The social contract is predicated on the necessity of government. Even for those philosophers which tend towards the primitive and collective human state as peaceful rather than violent, and perhaps even desirable, identify the net-benefit of the introduction of a central authority. The two extremes here are Hobbes and Rosseau. The former posits that the government will arise out of dramatic necessity, to save us from the depths of mutual destruction. While the latter argues that a government is needed to abolish the ‘rule of the fittest’ – which is neither moral nor legitimate – that follows from the state of nature. Reasoning here is not significant – the conclusion is that the acceptance of government is a constant.
The insurance of legitimate and continued consent and structurally irretrievable consent are incompatible. Therefore, a termination clause, so to speak, exists in this social contract, as it does in contemporary commercial, marital, or financial contracts. Primarily, this acts as a check on whatever organization transitions into government. An antidote to the poison of the ambition, ruthlessness, and hubris that are almost conditional of success in politics, which, when unchecked, results in despotism.

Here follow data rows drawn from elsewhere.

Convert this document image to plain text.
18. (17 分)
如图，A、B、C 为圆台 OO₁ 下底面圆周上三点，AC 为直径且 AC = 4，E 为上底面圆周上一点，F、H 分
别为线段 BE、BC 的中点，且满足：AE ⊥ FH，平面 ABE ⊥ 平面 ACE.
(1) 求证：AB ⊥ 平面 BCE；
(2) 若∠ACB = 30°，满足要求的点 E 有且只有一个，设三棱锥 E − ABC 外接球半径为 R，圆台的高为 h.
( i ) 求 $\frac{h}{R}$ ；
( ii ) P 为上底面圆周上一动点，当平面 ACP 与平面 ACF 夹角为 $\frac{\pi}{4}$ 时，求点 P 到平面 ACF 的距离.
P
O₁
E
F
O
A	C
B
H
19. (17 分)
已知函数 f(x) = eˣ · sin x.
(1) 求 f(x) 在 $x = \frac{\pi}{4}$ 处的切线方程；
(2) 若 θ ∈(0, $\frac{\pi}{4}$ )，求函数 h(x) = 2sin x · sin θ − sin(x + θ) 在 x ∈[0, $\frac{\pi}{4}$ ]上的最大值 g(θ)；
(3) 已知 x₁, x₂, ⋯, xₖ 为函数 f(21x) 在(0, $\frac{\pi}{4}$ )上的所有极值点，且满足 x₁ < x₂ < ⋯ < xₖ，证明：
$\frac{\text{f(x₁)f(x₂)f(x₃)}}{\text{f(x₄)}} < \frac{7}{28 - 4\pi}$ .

Further, the civil state serves the function of protecting individual rights, whether ‘natural’, or conditional for social flourishing. In this way, the civil state must respect the individual right to vocalise discontent and to self-determine one’s life.
It is for these reasons, that rebellion is broadly respected as the people’s right in response to the existence of illegitimate and unaccountable power. This sentence, in essence, is the termination clause.
Tax avoidance, even the liberal voice would accept, is incomparable to rebellion. Both in scale and consequence. Perhaps then, withholding obligated financial contributions to an illegitimate government is perfectly righteous, and moreover embedded, in the doctrine’s acceptance of a more extreme reactionary process.
Furthermore, it could be propositioned that withholding tax contributions is in fact comparable in consequence to rebellion. The very fibres of government- from the payroll, to renting government ministries, to funding enforcement agencies - are reliant on taxation. Consequently, the destabilization of the very foundations of government follows from mass tax avoidance. When all else fails in attempting to repair the separation of legitimate will and the substance of governance, tax avoidance serves the rightful function of grinding government action to a halt.
Whether or not this argument stands scrutiny is not the point here. The point is to attempt to defend rationally and constructively a practice which, in contemporary politics, is deemed broadly as indefensible. The point is to engage in a difficult, both academically and socially, conversation, and the point is to do this without resorting to reductive colloquialisms that degrade all too often political discourse.
Avoid taxes, or don’t. Deem it detestable or demanded. But do this in a well-reasoned fashion and do not allow the weight of your wallet, let alone your most heart-felt beliefs to be shaped by self-interested politicians.